En l’espèce, si le tribunal devant retenir la majoration du taux d’intérêt légal, la sanction de déchéance du droit aux intérêts ne serait pas effective par rapport au taux contractuel dès lors que ce dernier est fixé à 5,57% l’an.
La déchéance du droit aux intérêts étant prononcée, le prêteur ne saurait prétendre à une indemnité à titre de clause pénale.
M. [O] [L] sera condamné à payer à la société BNP PARIBAS la somme de 8880,40 euros, outre intérêts au taux légal à compter du 18 janvier 2024.
Sur les dépens et l’article 700 du Code de procédure civile,
L’exécution provisoire est de droit.
M. [O] [L] qui succombe, doit être condamné, conformément à l’article 696 du Code de procédure civile, aux entiers dépens de l’instance.
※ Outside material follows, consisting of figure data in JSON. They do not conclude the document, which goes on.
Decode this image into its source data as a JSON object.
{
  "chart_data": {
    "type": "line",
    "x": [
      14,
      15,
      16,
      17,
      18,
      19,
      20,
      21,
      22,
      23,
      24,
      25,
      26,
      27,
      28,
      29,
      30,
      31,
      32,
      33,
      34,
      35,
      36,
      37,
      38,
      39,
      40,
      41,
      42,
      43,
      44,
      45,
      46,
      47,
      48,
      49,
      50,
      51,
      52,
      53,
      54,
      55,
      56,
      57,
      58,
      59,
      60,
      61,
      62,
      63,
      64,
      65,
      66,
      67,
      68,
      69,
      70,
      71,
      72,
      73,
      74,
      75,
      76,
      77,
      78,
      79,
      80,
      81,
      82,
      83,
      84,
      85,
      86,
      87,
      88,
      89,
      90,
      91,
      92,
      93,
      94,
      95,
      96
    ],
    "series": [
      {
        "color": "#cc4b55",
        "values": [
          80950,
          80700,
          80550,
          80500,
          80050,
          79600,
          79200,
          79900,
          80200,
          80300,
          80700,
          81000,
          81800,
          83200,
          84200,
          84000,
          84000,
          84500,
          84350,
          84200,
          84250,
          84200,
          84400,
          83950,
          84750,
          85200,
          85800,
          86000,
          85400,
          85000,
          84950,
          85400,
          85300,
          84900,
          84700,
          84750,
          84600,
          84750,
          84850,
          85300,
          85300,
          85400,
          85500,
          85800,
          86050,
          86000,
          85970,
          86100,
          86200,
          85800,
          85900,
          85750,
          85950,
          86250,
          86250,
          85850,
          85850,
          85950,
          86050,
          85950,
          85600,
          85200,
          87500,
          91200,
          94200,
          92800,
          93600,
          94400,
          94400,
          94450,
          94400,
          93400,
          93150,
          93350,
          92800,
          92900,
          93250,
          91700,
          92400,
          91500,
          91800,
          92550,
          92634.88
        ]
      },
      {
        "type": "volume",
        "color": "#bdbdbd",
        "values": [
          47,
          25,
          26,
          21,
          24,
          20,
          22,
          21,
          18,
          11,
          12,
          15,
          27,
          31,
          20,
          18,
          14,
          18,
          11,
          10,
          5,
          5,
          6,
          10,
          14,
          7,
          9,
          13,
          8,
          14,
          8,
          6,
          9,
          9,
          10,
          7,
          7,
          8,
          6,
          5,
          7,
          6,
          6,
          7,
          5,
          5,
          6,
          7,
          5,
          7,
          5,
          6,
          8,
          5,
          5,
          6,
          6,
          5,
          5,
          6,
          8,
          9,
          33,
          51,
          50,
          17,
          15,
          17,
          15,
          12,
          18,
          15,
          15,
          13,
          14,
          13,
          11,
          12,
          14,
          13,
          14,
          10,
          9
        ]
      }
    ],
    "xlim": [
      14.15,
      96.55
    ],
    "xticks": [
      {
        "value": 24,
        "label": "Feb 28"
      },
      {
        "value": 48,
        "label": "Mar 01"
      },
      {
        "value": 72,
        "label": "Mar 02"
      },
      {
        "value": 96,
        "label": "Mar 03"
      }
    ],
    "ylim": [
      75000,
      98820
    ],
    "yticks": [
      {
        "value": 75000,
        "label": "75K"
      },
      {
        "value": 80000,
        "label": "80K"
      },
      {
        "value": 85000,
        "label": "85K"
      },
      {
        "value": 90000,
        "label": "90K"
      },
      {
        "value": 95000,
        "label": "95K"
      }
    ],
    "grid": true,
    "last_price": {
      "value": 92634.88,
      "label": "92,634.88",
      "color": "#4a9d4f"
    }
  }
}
L’équité commande de faire application de l’article 700 du même Code au profit du créancier.
PAR CES MOTIFS
La juge des contentieux de la protection, statuant après débats en audience publique par jugement mise à disposition au greffe, réputé contradictoire et rendu en premier ressort,
RECOIT la BNP PARIBAS en son action,
PRONONCE la déchéance du droit aux intérêts et aux frais s’agissant du solde débiteur de compte et du prêt personnel,
CONDAMNE M. [O] [L] à payer à la société BNP PARIBAS :
— la somme de 5034,23 euros, outre intérêts au taux légal non majoré, à compter du 18 janvier 2024, au titre du solde débiteur de compte,
— la somme de 8880,40 euros outre intérêts légal non majoré, à compter du 18 janvier 2024, au titre du prêt personnel,
REJETTE pour le surplus, les demandes, moyens et arguments des parties,
RAPPELLE que l’exécution provisoire est de droit,
CONDAMNE M. [O] [L] aux entiers dépens de l’instance.
Ainsi jugé et prononcé par mise à disposition à la date indiquée au chapeau.